AOS MEUS AMIGOS
AOS MEUS AMIGOS
Amigos queridos: não desejo para ninguém um tempo como o que atravesso, há muito já. Um tempo sem rosto, um tempo de pensamentos, palavras, silêncios e gestos exaustos, sempre a viverem o mesmo, a falarem do mesmo, das mesmas fantasmagorias, dos mesmos sonhos impossíveis de qualquer real, do trabalho que já não há, da família de pouca ou nenhuma solidariedade, dos joelhos tão frágeis, do amor que não tem nem jamais teve o direito de ser presença efetiva, do corpo em sempre castidade obrigatória, da fé que oscila o tempo todo entre o SIM e o NÃO.

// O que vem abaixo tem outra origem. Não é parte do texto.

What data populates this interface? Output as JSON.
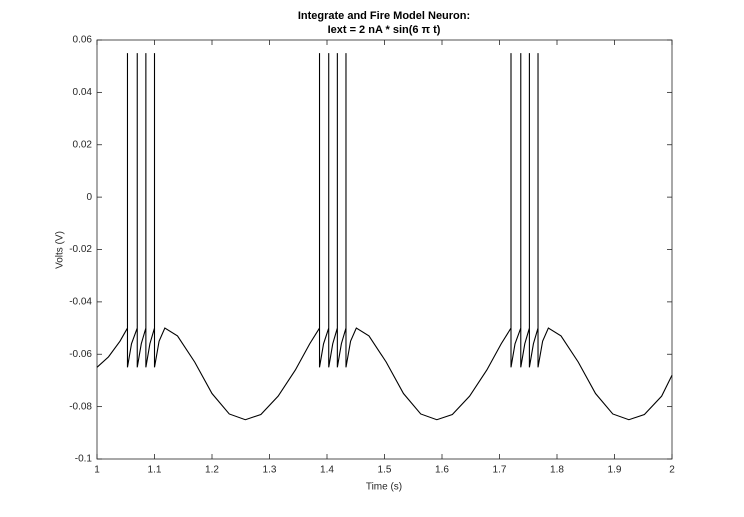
{
  "chart_data": {
    "type": "line",
    "title": "Integrate and Fire Model Neuron:",
    "subtitle": "Iext = 2 nA * sin(6 π t)",
    "x_label": "Time (s)",
    "y_label": "Volts (V)",
    "color": "#000000",
    "xlim": [
      1,
      2
    ],
    "xticks": [
      1,
      1.1,
      1.2,
      1.3,
      1.4,
      1.5,
      1.6,
      1.7,
      1.8,
      1.9,
      2
    ],
    "ylim": [
      -0.1,
      0.06
    ],
    "yticks": [
      -0.1,
      -0.08,
      -0.06,
      -0.04,
      -0.02,
      0,
      0.02,
      0.04,
      0.06
    ],
    "x": [
      1.0,
      1.02,
      1.04,
      1.053,
      1.053,
      1.053,
      1.06,
      1.07,
      1.07,
      1.07,
      1.077,
      1.085,
      1.085,
      1.085,
      1.092,
      1.1,
      1.1,
      1.1,
      1.108,
      1.118,
      1.14,
      1.17,
      1.2,
      1.23,
      1.258,
      1.285,
      1.315,
      1.345,
      1.37,
      1.387,
      1.387,
      1.387,
      1.394,
      1.403,
      1.403,
      1.403,
      1.41,
      1.418,
      1.418,
      1.418,
      1.425,
      1.433,
      1.433,
      1.433,
      1.441,
      1.451,
      1.473,
      1.503,
      1.533,
      1.563,
      1.591,
      1.618,
      1.648,
      1.678,
      1.703,
      1.72,
      1.72,
      1.72,
      1.727,
      1.737,
      1.737,
      1.737,
      1.744,
      1.752,
      1.752,
      1.752,
      1.759,
      1.767,
      1.767,
      1.767,
      1.775,
      1.785,
      1.807,
      1.837,
      1.867,
      1.897,
      1.925,
      1.952,
      1.982,
      2.0
    ],
    "values": [
      -0.065,
      -0.061,
      -0.055,
      -0.05,
      0.055,
      -0.065,
      -0.056,
      -0.05,
      0.055,
      -0.065,
      -0.056,
      -0.05,
      0.055,
      -0.065,
      -0.056,
      -0.05,
      0.055,
      -0.065,
      -0.055,
      -0.05,
      -0.053,
      -0.063,
      -0.075,
      -0.0828,
      -0.085,
      -0.083,
      -0.076,
      -0.066,
      -0.056,
      -0.05,
      0.055,
      -0.065,
      -0.056,
      -0.05,
      0.055,
      -0.065,
      -0.056,
      -0.05,
      0.055,
      -0.065,
      -0.056,
      -0.05,
      0.055,
      -0.065,
      -0.055,
      -0.05,
      -0.053,
      -0.063,
      -0.075,
      -0.0828,
      -0.085,
      -0.083,
      -0.076,
      -0.066,
      -0.056,
      -0.05,
      0.055,
      -0.065,
      -0.056,
      -0.05,
      0.055,
      -0.065,
      -0.056,
      -0.05,
      0.055,
      -0.065,
      -0.056,
      -0.05,
      0.055,
      -0.065,
      -0.055,
      -0.05,
      -0.053,
      -0.063,
      -0.075,
      -0.0828,
      -0.085,
      -0.083,
      -0.076,
      -0.068
    ]
  }
}
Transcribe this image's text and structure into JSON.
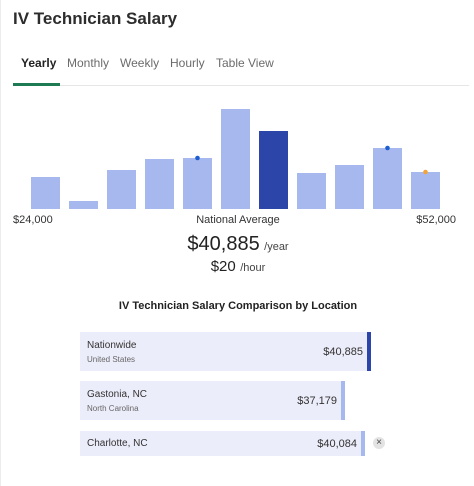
{
  "page": {
    "title": "IV Technician Salary"
  },
  "tabs": [
    "Yearly",
    "Monthly",
    "Weekly",
    "Hourly",
    "Table View"
  ],
  "colors": {
    "bar": "#a7b8ef",
    "bar_highlight": "#2c45a8",
    "tab_active": "#1e7a52",
    "dot_blue": "#1d5fd0",
    "dot_orange": "#f2a33a"
  },
  "chart_data": {
    "type": "bar",
    "title": "",
    "xlabel": "",
    "ylabel": "",
    "min_label": "$24,000",
    "center_label": "National Average",
    "max_label": "$52,000",
    "values": [
      32,
      8,
      39,
      50,
      51,
      100,
      78,
      36,
      44,
      61,
      37
    ],
    "highlight_index": 6,
    "markers": [
      {
        "bar_index": 4,
        "color": "blue"
      },
      {
        "bar_index": 9,
        "color": "blue"
      },
      {
        "bar_index": 10,
        "color": "orange"
      }
    ]
  },
  "salary": {
    "yearly": "$40,885",
    "yearly_unit": "/year",
    "hourly": "$20",
    "hourly_unit": "/hour"
  },
  "comparison": {
    "title": "IV Technician Salary Comparison by Location",
    "rows": [
      {
        "name": "Nationwide",
        "sub": "United States",
        "value": "$40,885"
      },
      {
        "name": "Gastonia, NC",
        "sub": "North Carolina",
        "value": "$37,179"
      },
      {
        "name": "Charlotte, NC",
        "sub": "",
        "value": "$40,084"
      }
    ],
    "remove_icon": "×"
  }
}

Eu me afastei de tudo e de quase todos; eu estou, há muito, quase monja em clausura. Talvez, quando me seja facultado voltar (se ainda me for facultado voltar) ao mundo não encontre ninguém mais à minha espera, talvez não encontre mais ninguém.
Só escrevo para lhes dizer que, ainda que não me acreditem, lhes permaneço fiel, amigos. Decerto já não me pareço com aquela que vocês conheceram um dia, uma pessoa que tinha alegria, confiança, que repartia sua voz, seu canto, sua palavra, suas esperanças como se repartisse o pão de si mesma. Hoje há marcas dolorosas, cicatrizes que qualquer leve arranhão reabre e as faz de novo sangrar, tais cicatrizes. Descobri também que causei muito mal só pelo fato de existir, à vida de algumas pessoas. Descobri que meu destino importa muito pouco para o único ser que teria o dever de ajudar-me a mim e a minha mãe ( minha única família real) e isto talvez tenha sido e seja, cotidianamente, a dor mais funda e irremediável de todas.
Algumas pessoas me fazem sentir como se eu fosse uma criminosa; ainda bem que o afeto de outras neutraliza a energia pesada que me vem daqueles desafetos. Não sei de crimes meus mas sei, e como, de erros graves, omissões, fracassos, renúncias... e culpas.
Estou escrevendo tudo isso não sei bem porquê. Talvez por hoje estar particularmente aflita já que há uma amiga querida ( sei que há vários mais amigos também) que não se conforma com o meu silêncio e hoje me "assediou" deveras. Ela é muito jovem e não pode, graças a Deus, compreender o que é sentir em si a falência do próprio ser e da própria vida pessoal, a falência da coragem e da vontade, o ter que guardar para si segredos de Outra Natureza, segredos que nem psicanalistas nem psiquiatras poderiam efetivamente compreender e, por esta razão, me poderiam imputar o título de louca sem remissão ou então eu teria que passar, de novo, pela experiência de ser recusada para tratamento porque "como alguém com uma linguagem tão articulada pode estar tão desarticulada quanto se diz?" Parece incrível, mas isso já tive que ouvir, de um especialista. Alguém poderia sugerir: "Por que você não tenta um tratamento espiritual?" Se alguém sugerir tal, até lhe dou razão mas, também resisto a isto, este é um dos temas dos quais não consigo nem posso falar. Outros dirão: "Neste caso, o seu presente "discurso" é um discurso sem saída, só de impasses. Se é assim, por que fazê-lo?" Quem assim pensar, tem toda razão. Realmente, se faço esse discurso "fechado" a conselhos, por que fazê-lo? Talvez para repartir-me, na alguma lucidez que ainda me resta; talvez apenas por isso e isso já é muito. Peço-lhes alguma paciência.
É parar por aqui que, em verdade, ninguém, amigos nem conhecidos têm que perder tempo lendo estas coisas. Deve haver algum caminho ainda, escondido entre os escombros, ou no fundo do meu mar, ou em alguma estrela a persistir, ainda e invisível, em algum céu de mim.
Escrito "de primeira", nesta noite de 18 de outubro de 2010.